Turkey’s October invasion of Syria forced the United States to withdraw from territory it de-facto controlled along the border and prompted the Syrian Democratic Forces (SDF) to reach a narrow, security-focused arrangement with the Syrian regime to return to a series of towns and territory in the northeast. The Turkish armed forces have separately reached an agreement with the United States and Russia for a safe-zone, spanning the territory between Tel Abyad and Ras al Ayn and extending down to the M4 highway. This Turkish zone fall far short of Ankara’s original plan to take control over the entirety of the northeast, but prompted the Syrian Kurds to invite the regime and the Russian Federation back to territory Damascus had abandoned in 2012.
At the edges of the Turkish zone, Ankara’s proxies have clashed directly with the Syrian Arab Army and the SDF. Ankara’s relative hands-off approach to these skirmishes suggests that Turkey is content with allowing its Arab proxies to clash with the regime in Ain Issa and Tel Tamr, but is not politically prepared to fight for control over these two towns. The clashes, however, have helped to solidify the narrow, security specific entente between the SDF and the Syrian regime.
The Syrian regime has, for now, the luxury of choosing its battles. With Russia’s open-ended support, the regime can focus the brunt of its military power on Idlib. The “Turkey issue” is, for now, Russia’s to manage and to contain.

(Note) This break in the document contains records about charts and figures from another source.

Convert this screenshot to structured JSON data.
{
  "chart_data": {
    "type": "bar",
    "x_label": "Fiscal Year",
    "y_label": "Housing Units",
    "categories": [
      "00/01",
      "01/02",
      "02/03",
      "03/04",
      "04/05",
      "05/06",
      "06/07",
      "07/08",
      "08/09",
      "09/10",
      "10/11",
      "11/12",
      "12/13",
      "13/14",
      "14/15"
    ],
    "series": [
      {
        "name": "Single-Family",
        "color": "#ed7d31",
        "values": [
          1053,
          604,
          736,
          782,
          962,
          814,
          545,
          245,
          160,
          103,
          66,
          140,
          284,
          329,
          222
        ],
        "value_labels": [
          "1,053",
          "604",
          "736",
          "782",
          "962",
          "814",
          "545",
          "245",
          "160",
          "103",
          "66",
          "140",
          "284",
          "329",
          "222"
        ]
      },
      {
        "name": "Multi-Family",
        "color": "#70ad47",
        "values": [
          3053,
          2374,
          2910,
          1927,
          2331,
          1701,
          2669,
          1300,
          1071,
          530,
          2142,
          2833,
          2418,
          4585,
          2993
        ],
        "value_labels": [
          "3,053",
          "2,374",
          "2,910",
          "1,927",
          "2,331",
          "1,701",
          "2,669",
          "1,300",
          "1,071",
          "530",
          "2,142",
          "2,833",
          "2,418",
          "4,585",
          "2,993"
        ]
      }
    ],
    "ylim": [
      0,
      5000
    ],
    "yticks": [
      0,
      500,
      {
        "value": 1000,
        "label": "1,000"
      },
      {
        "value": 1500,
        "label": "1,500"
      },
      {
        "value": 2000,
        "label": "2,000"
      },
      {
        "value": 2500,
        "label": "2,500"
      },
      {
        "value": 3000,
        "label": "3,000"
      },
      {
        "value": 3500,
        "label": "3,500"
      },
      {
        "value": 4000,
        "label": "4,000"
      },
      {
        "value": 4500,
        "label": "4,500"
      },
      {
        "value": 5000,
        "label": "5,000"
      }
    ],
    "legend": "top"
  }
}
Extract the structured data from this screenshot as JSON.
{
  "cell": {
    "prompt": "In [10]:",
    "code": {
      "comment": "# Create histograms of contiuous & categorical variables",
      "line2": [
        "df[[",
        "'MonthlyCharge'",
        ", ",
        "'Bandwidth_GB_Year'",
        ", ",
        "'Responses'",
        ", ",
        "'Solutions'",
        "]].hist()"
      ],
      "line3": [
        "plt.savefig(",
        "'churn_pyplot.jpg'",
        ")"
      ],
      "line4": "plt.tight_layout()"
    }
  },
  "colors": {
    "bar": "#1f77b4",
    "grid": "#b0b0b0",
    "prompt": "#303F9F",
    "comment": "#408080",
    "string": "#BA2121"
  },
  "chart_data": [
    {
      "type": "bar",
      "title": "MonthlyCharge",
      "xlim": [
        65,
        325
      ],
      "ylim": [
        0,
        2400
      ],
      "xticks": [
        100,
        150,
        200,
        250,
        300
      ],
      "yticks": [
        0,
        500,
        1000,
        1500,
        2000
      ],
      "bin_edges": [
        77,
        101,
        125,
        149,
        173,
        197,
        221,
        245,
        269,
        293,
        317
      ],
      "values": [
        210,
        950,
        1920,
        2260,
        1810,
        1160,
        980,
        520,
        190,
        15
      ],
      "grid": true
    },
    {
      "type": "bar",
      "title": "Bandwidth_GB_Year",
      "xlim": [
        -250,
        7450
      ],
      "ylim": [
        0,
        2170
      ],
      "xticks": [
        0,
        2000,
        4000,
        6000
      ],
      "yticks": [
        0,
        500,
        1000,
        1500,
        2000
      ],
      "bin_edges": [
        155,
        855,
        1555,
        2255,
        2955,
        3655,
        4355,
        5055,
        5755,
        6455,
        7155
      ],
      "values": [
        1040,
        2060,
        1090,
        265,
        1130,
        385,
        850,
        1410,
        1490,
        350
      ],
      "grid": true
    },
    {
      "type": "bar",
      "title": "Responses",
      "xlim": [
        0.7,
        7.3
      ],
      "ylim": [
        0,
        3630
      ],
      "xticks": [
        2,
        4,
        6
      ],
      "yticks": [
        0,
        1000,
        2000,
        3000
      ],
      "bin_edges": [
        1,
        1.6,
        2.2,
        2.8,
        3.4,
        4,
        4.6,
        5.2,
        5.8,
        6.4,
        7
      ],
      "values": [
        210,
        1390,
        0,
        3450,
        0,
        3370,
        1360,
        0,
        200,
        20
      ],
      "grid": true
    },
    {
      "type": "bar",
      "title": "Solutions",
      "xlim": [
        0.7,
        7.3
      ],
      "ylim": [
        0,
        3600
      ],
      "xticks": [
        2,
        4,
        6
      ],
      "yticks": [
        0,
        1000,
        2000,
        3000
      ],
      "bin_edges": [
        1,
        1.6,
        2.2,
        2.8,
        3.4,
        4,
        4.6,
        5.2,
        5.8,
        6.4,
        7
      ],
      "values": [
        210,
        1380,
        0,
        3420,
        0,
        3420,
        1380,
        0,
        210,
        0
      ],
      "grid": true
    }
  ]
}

After Idlib is retaken, the regime can work through Moscow to push for an outcome that is not detrimental Bashar’s interests, and includes a demand for foreign forces to leave the country. At this point in the conflict, the regime and its allies are certain to increase pressure on the SDF, so as to ensure that any effort to create parallel political and military structures is prevented.
The American presence, now south of the M4 highway and in the isolated Al Tanf base in southeastern Syria, is unlikely to prevent this outcome. The United States has managed to slow and complicate a SDF-regime agreement over the future of the northeast, but the American presence is temporary and will eventually end. Projecting forward, the SDF will eventually have to grapple with a post-American Syria, and how a broken state, under Bashar’s control (with Moscow’s security guarantee) will use the threat of military force to coerce Kurdish acquiescence to regime rule. The United States could play a more constructive role, but to do so it would need to reach agreement with Russia about the future of Syria and the role of the Syrian Kurds within it. This approach would require iterative and open dialogue between the United States and Russia and would require Moscow be willing to make concessions to Washington, and vice versa.